Zo kan het ook met het dragen van een kruisje zijn. Het kruis brengt redding voor ieder die gelooft dat Christus daar voor hem is gestorven (Jh 3:14-16). Maar wie een houten kruisje draagt en daaraan eer bewijst, laat zien dat voor hem dat kruisje een mascotte is. Dat moet verwoest worden. Dit is ook wat Hizkia doet met de Nehustan. Hij verbrijzelt dit afgodsbeeld.

De kracht van de daden van Hizkia zit in zijn geloofsvertrouwen. De 2Kn 18:5-6 geven daarvan een indrukwekkend getuigenis. Daar lezen we dat “hij vertrouwde op de HEERE” op een manier die uniek is “onder alle koningen van Juda”. Hij “hield zich vast aan de HEERE”, weer zo’n prachtige uitdrukking. “Hij week er niet van af Hem na te volgen, en hij nam Zijn geboden in acht, die de HEERE Mozes geboden had.”

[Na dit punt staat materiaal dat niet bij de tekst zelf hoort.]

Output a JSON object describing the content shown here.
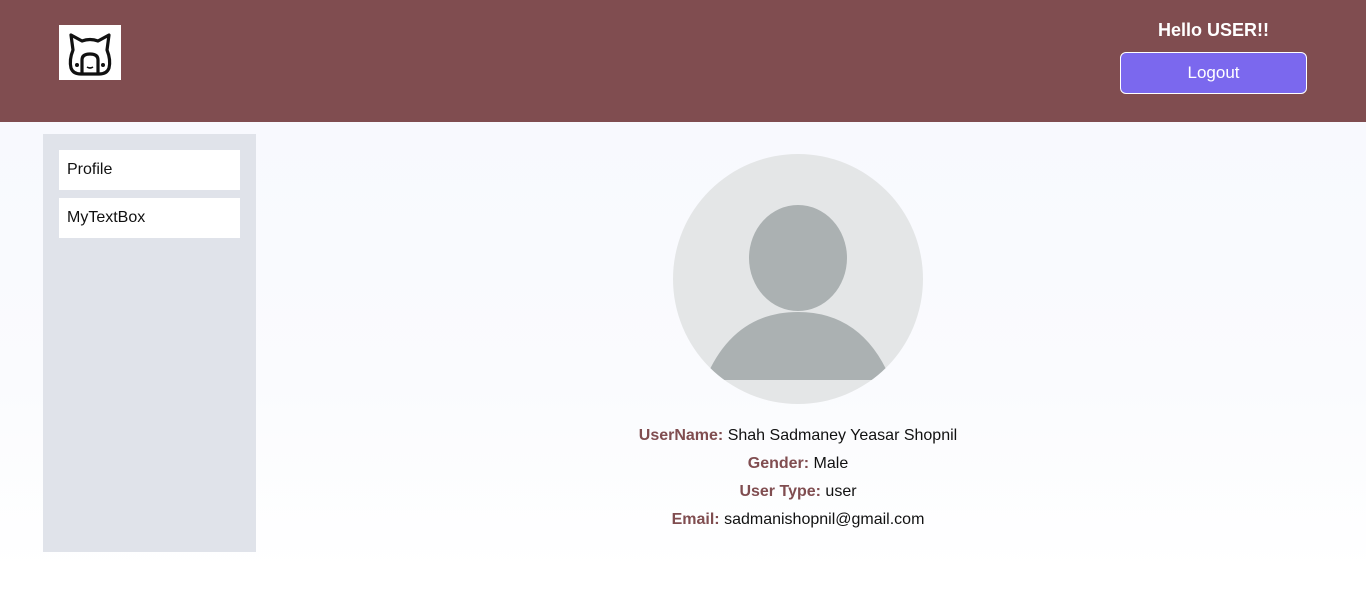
{
  "header": {
    "logo_icon": "cat-face-icon",
    "greeting": "Hello USER!!",
    "logout_label": "Logout"
  },
  "sidebar": {
    "items": [
      {
        "label": "Profile"
      },
      {
        "label": "MyTextBox"
      }
    ]
  },
  "profile": {
    "avatar_icon": "user-avatar-icon",
    "username_label": "UserName:",
    "username_value": "Shah Sadmaney Yeasar Shopnil",
    "gender_label": "Gender:",
    "gender_value": "Male",
    "usertype_label": "User Type:",
    "usertype_value": "user",
    "email_label": "Email:",
    "email_value": "sadmanishopnil@gmail.com"
  },
  "colors": {
    "header_bg": "#804d50",
    "accent_button": "#7b68ee",
    "label_color": "#804d50",
    "sidebar_bg": "#e0e3ea"
  }
}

Zijn hele optreden geeft getuigenis van zijn trouw aan de HEERE, waarbij hij zich onderwerpt aan wat de HEERE heeft gezegd tegen Mozes. Het woord dat de HEERE vele eeuwen tevoren gesproken heeft, is voor Hizkia de absolute maatstaf voor zijn levenswandel. Voor ons geldt hetzelfde. Wij, die ook in een eindtijd leven, worden herinnerd “aan de woorden die tevoren door de heilige profeten gesproken zijn en aan het gebod van de Heer en Heiland, door uw apostelen [verkondigd]” (2Pt 3:2; Jd 1:17).

Het hoeft geen verbazing te wekken dat we vervolgens van Hizkia lezen dat “de HEERE … met hem” is en dat hij “verstandig” handelt “overal waarheen hij uittrok”. Omdat hij op God vertrouwt, maakt hij een einde aan de verbinding met de koning van Assyrië. Elke menselijke steun is een loochening van vertrouwen op de HEERE. Het gevolg van het verbreken van zijn contacten met de koning van Assyrië is dat hij de Filistijnen verslaat. De Filistijnen zijn bondgenoten van Assyrië en betekenen een grote bedreiging voor Israël vanwege hun claim op het land.